Questo genere di accordi si basano sulla condivisione del rischio: se qualcosa va male entrambe le parti ne devono sopportare il costo. Ciò che la teoria dei contratti ci spiega, però, e che la triste storia di Favre esemplifica, è che non tutte le forme di condivisione del rischio sono ottimali. Buoni contratti, buoni accordi, buoni patti devono prevedere non solo degli schemi di incentivi capaci di allineare interessi divergenti, ma anche determinare una ripartizione del rischio che sia sostenibile per le diverse parti. L’avversione al rischio, la capacità, cioè, di sopportare esiti imprevisti e costosi, di una amministrazione pubblica o di una impresa non può essere paragonata a quella di un singolo appaltatore o di un lavoratore dipendente. Un contratto ottimale non può non tener conto delle differenze nell'atteggiamento nei confronti del rischio dei diversi soggetti coinvolti.

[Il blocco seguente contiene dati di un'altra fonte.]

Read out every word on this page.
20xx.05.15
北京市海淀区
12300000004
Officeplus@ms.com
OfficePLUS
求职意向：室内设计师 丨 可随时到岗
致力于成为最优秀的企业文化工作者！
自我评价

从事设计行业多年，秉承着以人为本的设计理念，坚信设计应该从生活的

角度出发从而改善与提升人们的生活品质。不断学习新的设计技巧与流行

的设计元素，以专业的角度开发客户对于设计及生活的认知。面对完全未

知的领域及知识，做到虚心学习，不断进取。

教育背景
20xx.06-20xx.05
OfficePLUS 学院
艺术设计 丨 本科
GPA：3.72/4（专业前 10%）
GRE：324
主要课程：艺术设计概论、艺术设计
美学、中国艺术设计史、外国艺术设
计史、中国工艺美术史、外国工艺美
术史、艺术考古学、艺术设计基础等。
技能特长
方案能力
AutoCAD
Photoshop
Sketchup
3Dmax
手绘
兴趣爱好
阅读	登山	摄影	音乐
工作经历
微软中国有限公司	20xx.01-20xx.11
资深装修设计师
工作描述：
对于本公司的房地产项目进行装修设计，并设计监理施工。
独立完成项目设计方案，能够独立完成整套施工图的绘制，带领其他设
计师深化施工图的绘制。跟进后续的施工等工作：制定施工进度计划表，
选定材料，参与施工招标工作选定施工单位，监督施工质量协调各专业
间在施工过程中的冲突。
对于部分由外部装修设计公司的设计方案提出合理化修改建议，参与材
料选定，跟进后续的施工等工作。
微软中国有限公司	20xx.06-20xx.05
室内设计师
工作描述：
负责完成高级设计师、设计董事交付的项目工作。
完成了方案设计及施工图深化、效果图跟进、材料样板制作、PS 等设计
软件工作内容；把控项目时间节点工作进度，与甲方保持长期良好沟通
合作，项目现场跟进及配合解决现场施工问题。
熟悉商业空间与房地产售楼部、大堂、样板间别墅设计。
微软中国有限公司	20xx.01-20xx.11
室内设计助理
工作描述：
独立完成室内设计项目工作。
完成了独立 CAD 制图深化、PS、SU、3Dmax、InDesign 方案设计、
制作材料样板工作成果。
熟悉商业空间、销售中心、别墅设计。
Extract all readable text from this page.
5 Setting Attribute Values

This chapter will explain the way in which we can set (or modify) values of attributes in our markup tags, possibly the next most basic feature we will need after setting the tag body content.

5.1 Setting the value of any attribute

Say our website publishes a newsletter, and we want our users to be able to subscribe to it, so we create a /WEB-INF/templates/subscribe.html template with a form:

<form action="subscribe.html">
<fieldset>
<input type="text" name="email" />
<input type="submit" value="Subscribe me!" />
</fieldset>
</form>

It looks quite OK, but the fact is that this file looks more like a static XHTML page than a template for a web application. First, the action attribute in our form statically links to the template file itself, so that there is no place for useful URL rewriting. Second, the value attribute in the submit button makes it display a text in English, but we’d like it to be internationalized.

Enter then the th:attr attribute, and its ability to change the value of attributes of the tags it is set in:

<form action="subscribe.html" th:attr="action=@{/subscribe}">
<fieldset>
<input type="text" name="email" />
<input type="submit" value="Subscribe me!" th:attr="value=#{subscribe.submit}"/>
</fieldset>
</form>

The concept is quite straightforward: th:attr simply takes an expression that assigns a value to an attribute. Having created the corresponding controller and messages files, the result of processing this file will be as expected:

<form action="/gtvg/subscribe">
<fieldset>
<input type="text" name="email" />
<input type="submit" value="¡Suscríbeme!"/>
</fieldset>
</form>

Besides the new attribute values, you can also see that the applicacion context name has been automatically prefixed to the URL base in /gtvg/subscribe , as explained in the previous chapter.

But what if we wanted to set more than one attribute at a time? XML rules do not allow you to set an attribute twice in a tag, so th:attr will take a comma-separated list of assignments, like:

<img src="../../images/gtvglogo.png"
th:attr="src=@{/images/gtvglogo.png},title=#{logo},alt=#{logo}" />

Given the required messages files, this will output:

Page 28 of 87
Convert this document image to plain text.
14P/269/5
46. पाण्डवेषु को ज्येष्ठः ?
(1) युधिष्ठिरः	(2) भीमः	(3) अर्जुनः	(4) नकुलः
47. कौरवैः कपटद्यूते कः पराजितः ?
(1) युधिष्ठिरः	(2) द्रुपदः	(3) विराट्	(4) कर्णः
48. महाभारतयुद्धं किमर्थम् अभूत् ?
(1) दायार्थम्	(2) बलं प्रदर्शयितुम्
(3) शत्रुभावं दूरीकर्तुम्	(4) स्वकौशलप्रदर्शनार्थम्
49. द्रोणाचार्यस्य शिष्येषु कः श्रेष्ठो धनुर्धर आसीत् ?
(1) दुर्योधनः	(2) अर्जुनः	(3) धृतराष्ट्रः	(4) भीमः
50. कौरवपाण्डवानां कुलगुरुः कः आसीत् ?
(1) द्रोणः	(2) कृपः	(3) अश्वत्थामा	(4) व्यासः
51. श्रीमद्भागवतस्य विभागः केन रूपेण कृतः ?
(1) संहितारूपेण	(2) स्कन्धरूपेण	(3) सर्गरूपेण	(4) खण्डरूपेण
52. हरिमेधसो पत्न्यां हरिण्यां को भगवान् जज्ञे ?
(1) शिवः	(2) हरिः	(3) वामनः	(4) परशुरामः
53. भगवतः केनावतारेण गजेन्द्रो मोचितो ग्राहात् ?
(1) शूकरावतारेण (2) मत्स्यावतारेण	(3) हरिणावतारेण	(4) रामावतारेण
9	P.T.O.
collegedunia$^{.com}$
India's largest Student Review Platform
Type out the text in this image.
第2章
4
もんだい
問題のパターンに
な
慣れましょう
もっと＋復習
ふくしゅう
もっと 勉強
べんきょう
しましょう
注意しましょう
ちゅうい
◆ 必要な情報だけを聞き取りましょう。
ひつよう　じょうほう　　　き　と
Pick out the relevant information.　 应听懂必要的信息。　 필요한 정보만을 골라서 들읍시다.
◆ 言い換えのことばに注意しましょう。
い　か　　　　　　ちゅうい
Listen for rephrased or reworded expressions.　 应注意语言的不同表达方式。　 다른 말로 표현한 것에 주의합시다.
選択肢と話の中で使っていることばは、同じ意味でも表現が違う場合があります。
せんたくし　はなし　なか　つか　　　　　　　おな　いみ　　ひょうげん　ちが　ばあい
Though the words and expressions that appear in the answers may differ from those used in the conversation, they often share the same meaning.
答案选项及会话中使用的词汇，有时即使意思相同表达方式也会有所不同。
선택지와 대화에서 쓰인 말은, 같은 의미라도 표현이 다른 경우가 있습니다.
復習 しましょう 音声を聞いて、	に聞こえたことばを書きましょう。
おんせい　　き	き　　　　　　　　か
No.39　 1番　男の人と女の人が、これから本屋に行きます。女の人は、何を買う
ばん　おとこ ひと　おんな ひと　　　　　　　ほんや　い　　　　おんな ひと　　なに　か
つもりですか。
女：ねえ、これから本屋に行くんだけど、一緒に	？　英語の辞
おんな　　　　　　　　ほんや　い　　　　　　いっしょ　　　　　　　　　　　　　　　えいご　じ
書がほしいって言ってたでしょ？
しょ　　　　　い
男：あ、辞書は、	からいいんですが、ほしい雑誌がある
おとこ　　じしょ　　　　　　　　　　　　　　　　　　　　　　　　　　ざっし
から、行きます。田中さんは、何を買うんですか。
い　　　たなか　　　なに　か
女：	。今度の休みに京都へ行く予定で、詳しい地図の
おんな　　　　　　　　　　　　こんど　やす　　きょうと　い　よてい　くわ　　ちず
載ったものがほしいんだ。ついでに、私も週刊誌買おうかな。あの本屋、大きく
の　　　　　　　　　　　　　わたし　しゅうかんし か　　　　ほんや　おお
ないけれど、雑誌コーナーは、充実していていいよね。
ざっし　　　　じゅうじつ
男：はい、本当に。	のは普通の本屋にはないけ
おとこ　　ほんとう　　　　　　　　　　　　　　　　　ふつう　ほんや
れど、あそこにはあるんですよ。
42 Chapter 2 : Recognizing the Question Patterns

Esiste la concreta possibilità che certe forme contrattuali, si pensi per esempio alla crescente precarizzazione del lavoro, scarichino su una parte, in genere la più debole, un rischio decisamente eccessivo e, spesso, insopportabile. Fenomeni oggi di grande attualità come la «great resignation», che vedono una forte riduzione dell’offerta di lavoro in mercati particolarmente rischiosi (sanità, istruzione, logistica…) a causa della ricerca di lavori più degni e carichi di senso, possono forse essere letti come la conseguenza dei fallimenti nella condivisione ottimale del rischio. Una forma di rivolta contro la prepotenza contrattuale esercitata da datori di lavoro incapaci di comprendere la sottile logica di una ingiusta condivisione del rischio. Perché se l’azzardo morale è, certamente, una malattia da curare, la medicina prescritta non può certo rivelarsi più dannosa del male stesso.